PHOENIX (AP) — The first-degree murder complaint against an Arizona rancher suspected of killing a Mexican man on his land was amended Tuesday to include two counts of aggravated assault against a pair of other people.

The filing in Santa Cruz County Justice Court in the border city of Nogales, Arizona, was the first public mention of the possibility other people may have been hurt in the Jan. 30 incident. The updated complaint used only initials for the two other people suspected of having been assaulted and did not list their nationalities.

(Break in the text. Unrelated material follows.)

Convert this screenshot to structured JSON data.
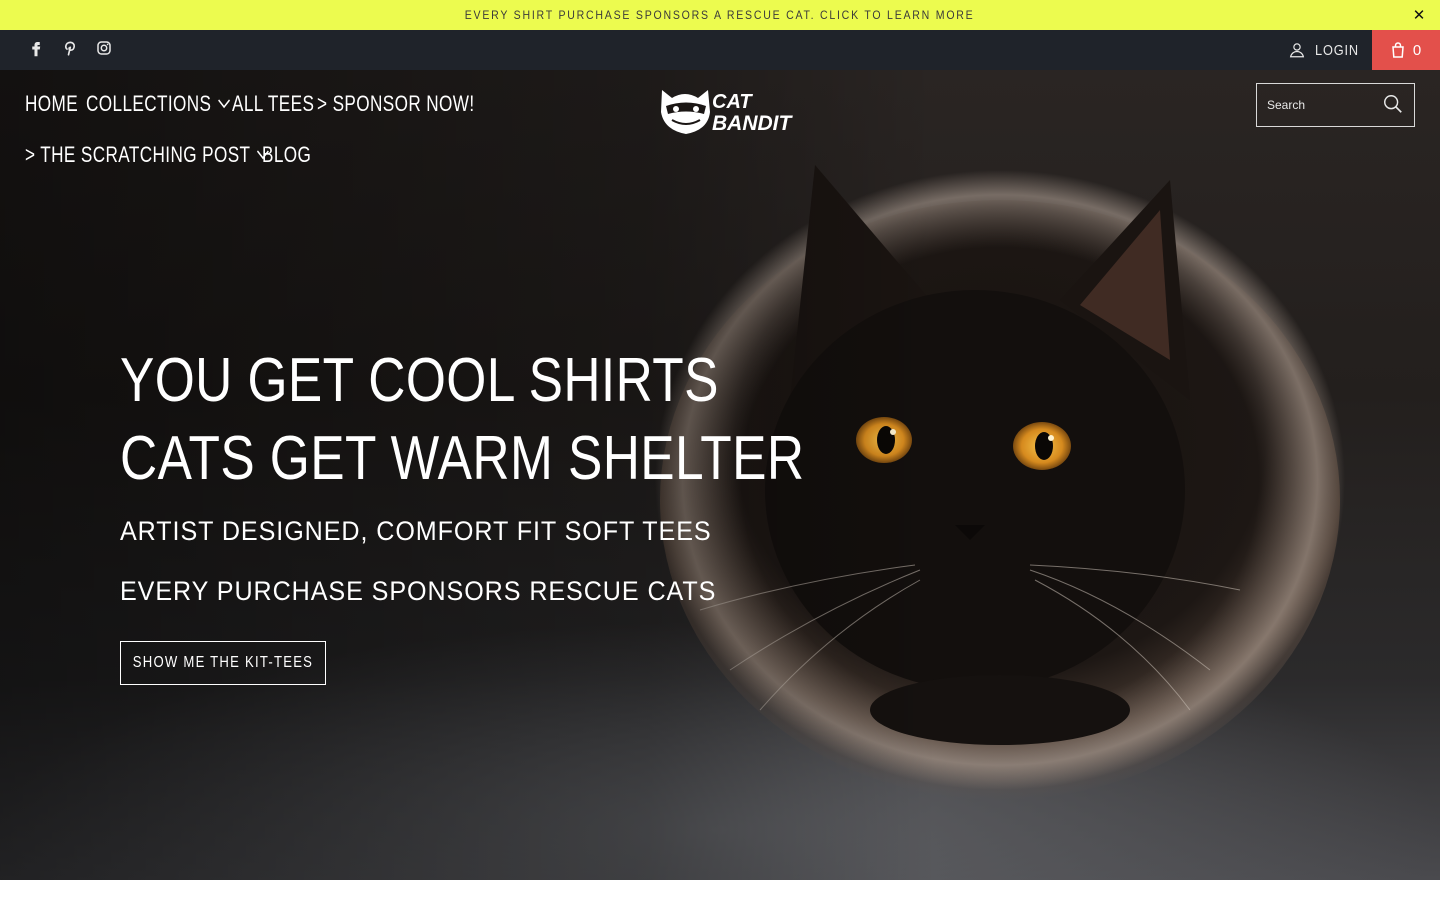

The new counts come of the eve of a preliminary hearing for rancher George Alan Kelly, who faces a first-degree murder charge in the fatal shooting of Gabriel Cuen-Butimea, who lived just south of the border in Nogales, Mexico. U.S. federal court records show Cuen-Butimea was convicted of illegal entry and deported back to Mexico several times, most recently in 2016.

Kelly, 73, is set to appear at 9 a.m. MT (11 a.m. ET) Wednesday in Santa Cruz County Justice Court.

His attorney, Brenna Larkin, has said Kelly did not shoot and kill the man, but he acknowledges that earlier that day he fired warning shots at smugglers carrying AK-47 rifles and backpacks he encountered on his property.

“He does not believe that any of his warning shots could have possibly hit the person or caused the death,” Larkin said in a court filing earlier this month. “All the shooting that Mr. Kelly did on the date of the incident was in self-defense and justified.”

Kelly’s ranch is just outside Nogales, Arizona, city limits in the Kino Springs area.

The Mexican consulate in Nogales has not publicly commented on the case.

The shooting has sparked strong political feelings less than six months after a prison warden and his brother were arrested in a West Texas shooting that killed one migrant and wounded another. Michael and Mark Sheppard, both 60, were charged with manslaughter in the September shooting in El Paso County.

Authorities allege the twin brothers pulled over their truck near a town about 25 miles (40 kilometers) from the border and opened fire on a group of migrants getting water along the road. A male migrant died, and a female suffered a gunshot wound to the stomach.

GoFundMe campaigns to pay for Kelly’s legal defense have been shut down because of the seriousness of the case and the money was returned to donors, the platform said last week in a statement.

“GoFundMe’s Terms of Service explicitly prohibit campaigns that raise money to cover the legal defense of anyone formally charged with an alleged violent crime,” it said. “Consistent with this long-standing policy, any fundraising campaigns for the legal defense of someone charged with murder are removed from our platform.”

GiveSendGo, which describes itself as a Christian fundraising platform, carries at least four campaigns collecting money for Kelly’s legal defense, including one that had gathered more than $300,000 as of Tuesday.

Kelly apparently drew on his borderlands ranching life in the self-published novel “Far Beyond the Border Fence,” which is described on Amazon.com as a “contemporary novel which brings the Mexican Border/Drug conflict into the 21st century.”

Authored by a man with the same name, the 57-page novel focuses on a man named George and his wife, Wanda, also the name of Kelly’s real-life wife.

“Several times each week illegal immigrants would cross the VMR ranch,” reads one part. “They were led by armed human smugglers called Coyotes. George and his foreman had to patrol the ranch daily, armed with AK-47′s.”